A few assumptions are required for this argument:
- Moral values and duties are real.
- People are not responsible for events outside their control.
- There is sufficient human freedom to make moral decisions.
Imagine for a moment that two men are independently planning to mug someone. One set his alarm clock for 8:00AM and the other for 8:05AM. The early riser of the two men sets out to find a victim, but discovers it is just too early in the morning to find a victim. However, at 8:02AM, an innocent bystander strolls out of his apartment where he finds himself between the two would-be muggers. Since the first mugger has passed, he does not notice the innocent man. The second mugger, though, proceeds to strike the innocent man and steal his wallet.
On moral realism, we would likely agree that the successful mugger has commited a serious wrong in injuring and robbing the innocent man.

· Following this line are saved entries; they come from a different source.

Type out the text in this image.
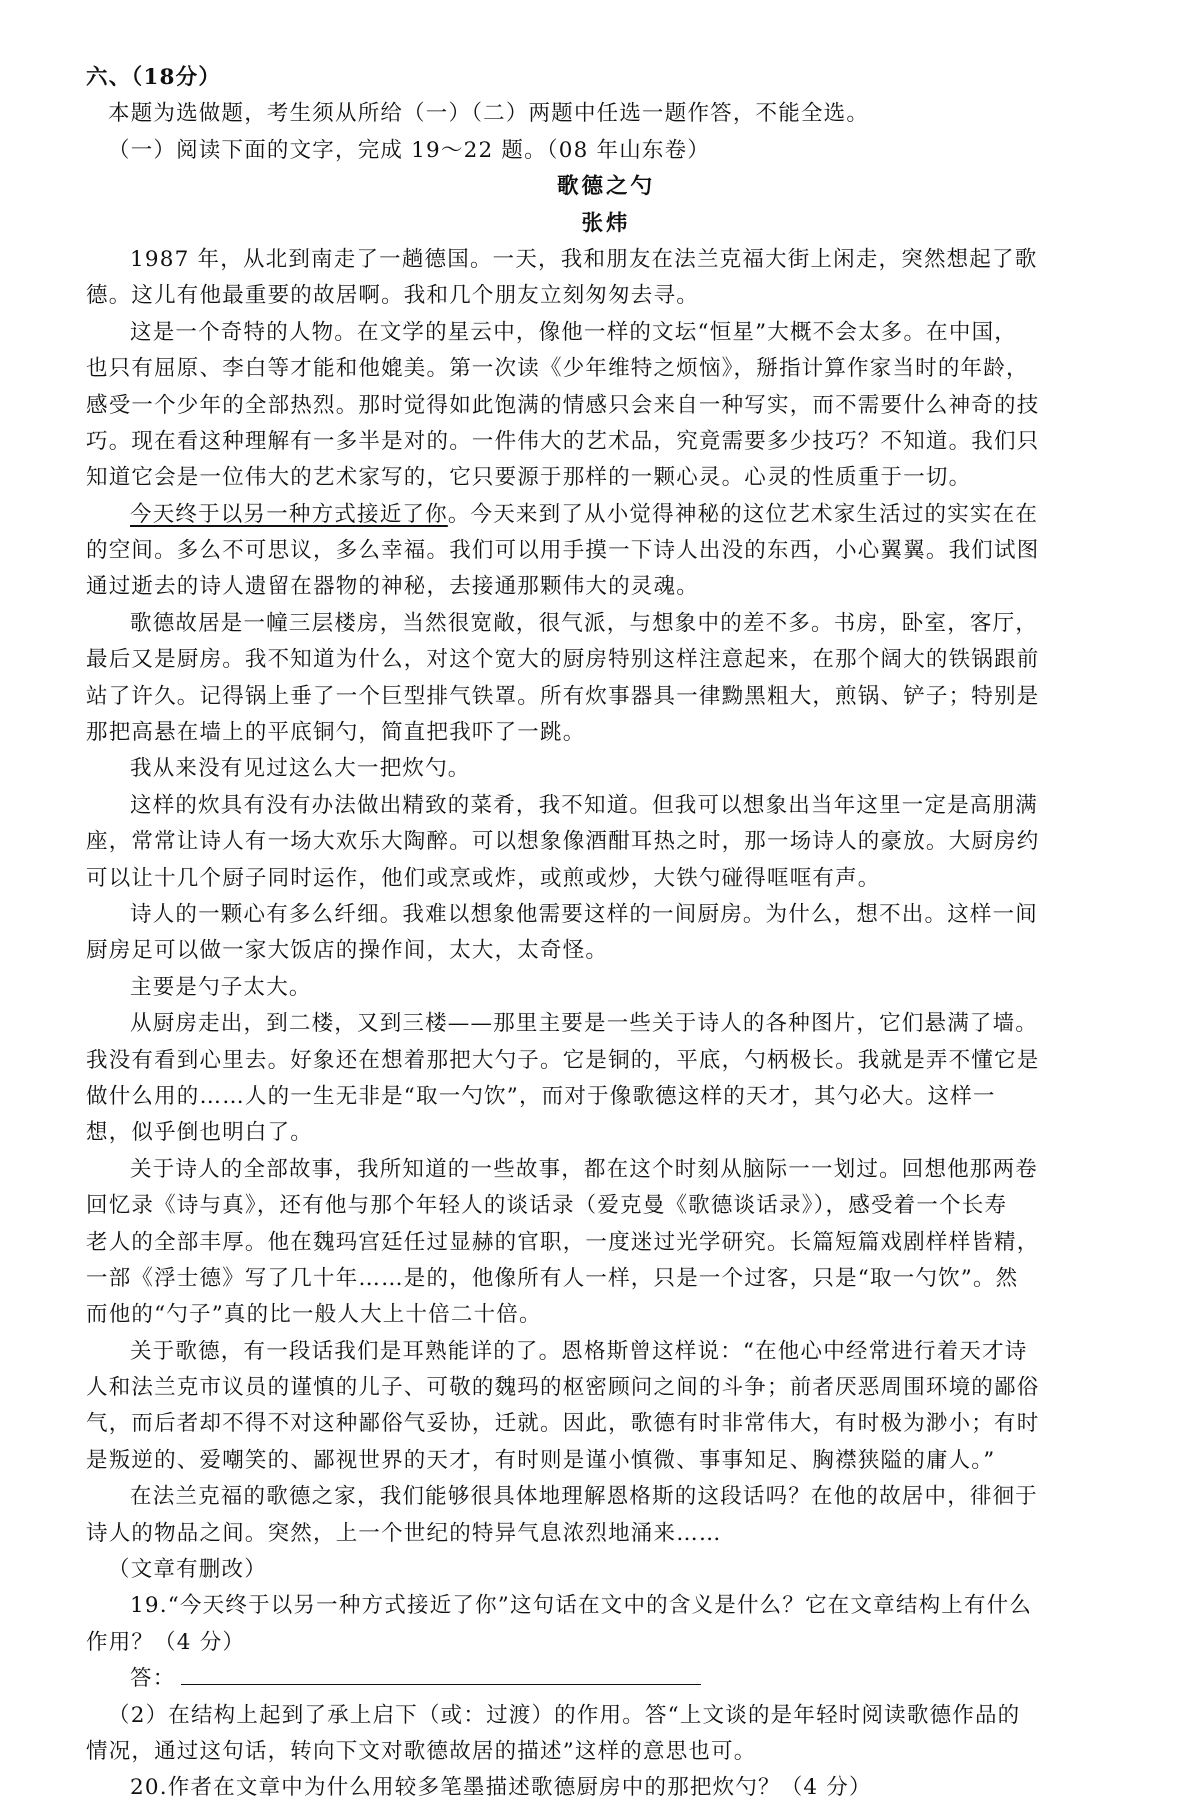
六、（18分）
本题为选做题，考生须从所给（一）（二）两题中任选一题作答，不能全选。
（一）阅读下面的文字，完成 19～22 题。（08 年山东卷）
歌德之勺
张炜
1987 年，从北到南走了一趟德国。一天，我和朋友在法兰克福大街上闲走，突然想起了歌
德。这儿有他最重要的故居啊。我和几个朋友立刻匆匆去寻。
这是一个奇特的人物。在文学的星云中，像他一样的文坛“恒星”大概不会太多。在中国，
也只有屈原、李白等才能和他媲美。第一次读《少年维特之烦恼》，掰指计算作家当时的年龄，
感受一个少年的全部热烈。那时觉得如此饱满的情感只会来自一种写实，而不需要什么神奇的技
巧。现在看这种理解有一多半是对的。一件伟大的艺术品，究竟需要多少技巧？不知道。我们只
知道它会是一位伟大的艺术家写的，它只要源于那样的一颗心灵。心灵的性质重于一切。
今天终于以另一种方式接近了你。今天来到了从小觉得神秘的这位艺术家生活过的实实在在
的空间。多么不可思议，多么幸福。我们可以用手摸一下诗人出没的东西，小心翼翼。我们试图
通过逝去的诗人遗留在器物的神秘，去接通那颗伟大的灵魂。
歌德故居是一幢三层楼房，当然很宽敞，很气派，与想象中的差不多。书房，卧室，客厅，
最后又是厨房。我不知道为什么，对这个宽大的厨房特别这样注意起来，在那个阔大的铁锅跟前
站了许久。记得锅上垂了一个巨型排气铁罩。所有炊事器具一律黝黑粗大，煎锅、铲子；特别是
那把高悬在墙上的平底铜勺，简直把我吓了一跳。
我从来没有见过这么大一把炊勺。
这样的炊具有没有办法做出精致的菜肴，我不知道。但我可以想象出当年这里一定是高朋满
座，常常让诗人有一场大欢乐大陶醉。可以想象像酒酣耳热之时，那一场诗人的豪放。大厨房约
可以让十几个厨子同时运作，他们或烹或炸，或煎或炒，大铁勺碰得哐哐有声。
诗人的一颗心有多么纤细。我难以想象他需要这样的一间厨房。为什么，想不出。这样一间
厨房足可以做一家大饭店的操作间，太大，太奇怪。
主要是勺子太大。
从厨房走出，到二楼，又到三楼——那里主要是一些关于诗人的各种图片，它们悬满了墙。
我没有看到心里去。好象还在想着那把大勺子。它是铜的，平底，勺柄极长。我就是弄不懂它是
做什么用的……人的一生无非是“取一勺饮”，而对于像歌德这样的天才，其勺必大。这样一
想，似乎倒也明白了。
关于诗人的全部故事，我所知道的一些故事，都在这个时刻从脑际一一划过。回想他那两卷
回忆录《诗与真》，还有他与那个年轻人的谈话录（爱克曼《歌德谈话录》），感受着一个长寿
老人的全部丰厚。他在魏玛宫廷任过显赫的官职，一度迷过光学研究。长篇短篇戏剧样样皆精，
一部《浮士德》写了几十年……是的，他像所有人一样，只是一个过客，只是“取一勺饮”。然
而他的“勺子”真的比一般人大上十倍二十倍。
关于歌德，有一段话我们是耳熟能详的了。恩格斯曾这样说：“在他心中经常进行着天才诗
人和法兰克市议员的谨慎的儿子、可敬的魏玛的枢密顾问之间的斗争；前者厌恶周围环境的鄙俗
气，而后者却不得不对这种鄙俗气妥协，迁就。因此，歌德有时非常伟大，有时极为渺小；有时
是叛逆的、爱嘲笑的、鄙视世界的天才，有时则是谨小慎微、事事知足、胸襟狭隘的庸人。”
在法兰克福的歌德之家，我们能够很具体地理解恩格斯的这段话吗？在他的故居中，徘徊于
诗人的物品之间。突然，上一个世纪的特异气息浓烈地涌来……
（文章有删改）
19.“今天终于以另一种方式接近了你”这句话在文中的含义是什么？它在文章结构上有什么
作用？（4 分）
答：
（2）在结构上起到了承上启下（或：过渡）的作用。答“上文谈的是年轻时阅读歌德作品的
情况，通过这句话，转向下文对歌德故居的描述”这样的意思也可。
20.作者在文章中为什么用较多笔墨描述歌德厨房中的那把炊勺？（4 分）
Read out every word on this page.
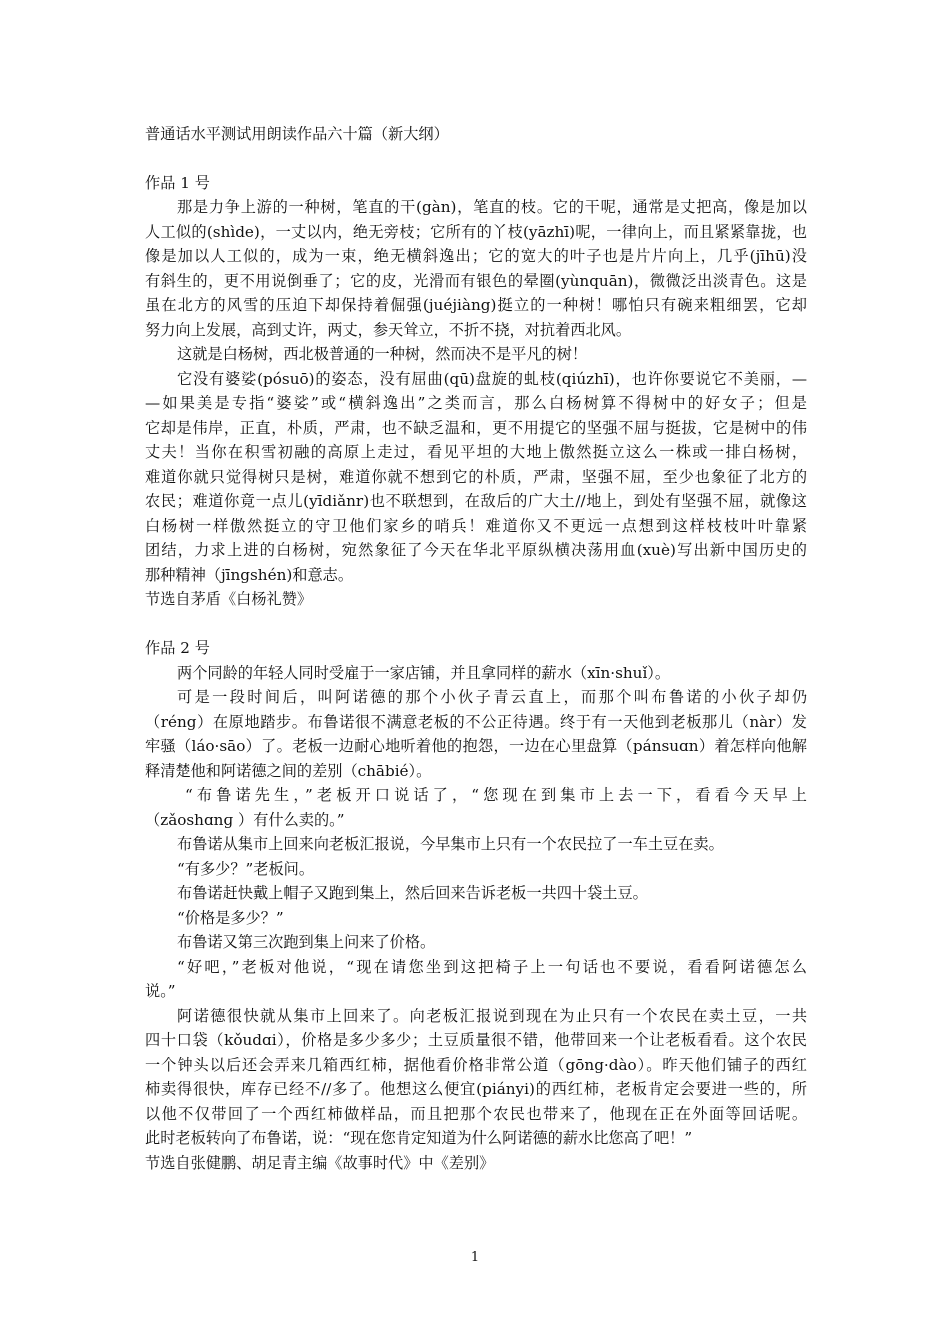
普通话水平测试用朗读作品六十篇（新大纲）
作品 1 号
那是力争上游的一种树，笔直的干(gàn)，笔直的枝。它的干呢，通常是丈把高，像是加以
人工似的(shìde)，一丈以内，绝无旁枝；它所有的丫枝(yāzhī)呢，一律向上，而且紧紧靠拢，也
像是加以人工似的，成为一束，绝无横斜逸出；它的宽大的叶子也是片片向上，几乎(jīhū)没
有斜生的，更不用说倒垂了；它的皮，光滑而有银色的晕圈(yùnquān)，微微泛出淡青色。这是
虽在北方的风雪的压迫下却保持着倔强(juéjiàng)挺立的一种树！哪怕只有碗来粗细罢，它却
努力向上发展，高到丈许，两丈，参天耸立，不折不挠，对抗着西北风。
这就是白杨树，西北极普通的一种树，然而决不是平凡的树！
它没有婆娑(pósuō)的姿态，没有屈曲(qū)盘旋的虬枝(qiúzhī)，也许你要说它不美丽，—
—如果美是专指“婆娑”或“横斜逸出”之类而言，那么白杨树算不得树中的好女子；但是
它却是伟岸，正直，朴质，严肃，也不缺乏温和，更不用提它的坚强不屈与挺拔，它是树中的伟
丈夫！当你在积雪初融的高原上走过，看见平坦的大地上傲然挺立这么一株或一排白杨树，
难道你就只觉得树只是树，难道你就不想到它的朴质，严肃，坚强不屈，至少也象征了北方的
农民；难道你竟一点儿(yīdiǎnr)也不联想到，在敌后的广大土//地上，到处有坚强不屈，就像这
白杨树一样傲然挺立的守卫他们家乡的哨兵！难道你又不更远一点想到这样枝枝叶叶靠紧
团结，力求上进的白杨树，宛然象征了今天在华北平原纵横决荡用血(xuè)写出新中国历史的
那种精神（jīngshén)和意志。
节选自茅盾《白杨礼赞》
作品 2 号
两个同龄的年轻人同时受雇于一家店铺，并且拿同样的薪水（xīn·shuǐ）。
可是一段时间后，叫阿诺德的那个小伙子青云直上，而那个叫布鲁诺的小伙子却仍
（réng）在原地踏步。布鲁诺很不满意老板的不公正待遇。终于有一天他到老板那儿（nàr）发
牢骚（láo·sāo）了。老板一边耐心地听着他的抱怨，一边在心里盘算（pánsuɑn）着怎样向他解
释清楚他和阿诺德之间的差别（chābié）。
“布鲁诺先生，”老板开口说话了，“您现在到集市上去一下，看看今天早上
（zǎoshɑnɡ ）有什么卖的。”
布鲁诺从集市上回来向老板汇报说，今早集市上只有一个农民拉了一车土豆在卖。
“有多少？”老板问。
布鲁诺赶快戴上帽子又跑到集上，然后回来告诉老板一共四十袋土豆。
“价格是多少？”
布鲁诺又第三次跑到集上问来了价格。
“好吧，”老板对他说，“现在请您坐到这把椅子上一句话也不要说，看看阿诺德怎么
说。”
阿诺德很快就从集市上回来了。向老板汇报说到现在为止只有一个农民在卖土豆，一共
四十口袋（kǒudɑi），价格是多少多少；土豆质量很不错，他带回来一个让老板看看。这个农民
一个钟头以后还会弄来几箱西红柿，据他看价格非常公道（gōng·dào）。昨天他们铺子的西红
柿卖得很快，库存已经不//多了。他想这么便宜(piányi)的西红柿，老板肯定会要进一些的，所
以他不仅带回了一个西红柿做样品，而且把那个农民也带来了，他现在正在外面等回话呢。
此时老板转向了布鲁诺，说：“现在您肯定知道为什么阿诺德的薪水比您高了吧！”
节选自张健鹏、胡足青主编《故事时代》中《差别》
1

We would also likely agree that the first man who intended to assault and rob an innocent individual has committed a wrong, although perhaps not as serious. His intent to violate moral norms is itself a violation of those norms. We recognize this widely in legal systems today as “conspiracy” to commit a crime is itself a crime.
Now, imagine that the second mugger (the one who successfully commited the crime) had lucked upon a winning lottery ticket on the ground with a cash value $2500. This amount of money was sufficient for him to not consider mugging anyone, despite having done nothing to earn the money. Here is the pivotal question. Is the first attempted mugger, whose motivation was financial, worse than the second successful mugger given this new scenario, even though all that has changed is the circumstances and nothing about the persons themselves? We know that had he not stumbled upon the $2500, he would have intended to and followed through with mugging. Are we innocent when the only thing that has prevented us from contemplating and completing some immoral act are circumstances beyond our control?
I think not. While certainly the man who found the lottery ticket has not committed any wrong, he has within him the potential to commit wrong. All that separates him from commiting a moral wrong is out of his control.
If the implications of this thought experiment are true, it follows that if there is any possible state of affairs in which you would be willing to commit a wrong, then you have committed a wrong. Thus, unless there is a person born for whom there are no possible states of affairs in which that person would be willing to commit a wrong, then all persons have some form of intrinsic sinfulness.
Thus, regardless of whether one believes in original sin, moral realism seems to entail some form of intrinsic sinfulness.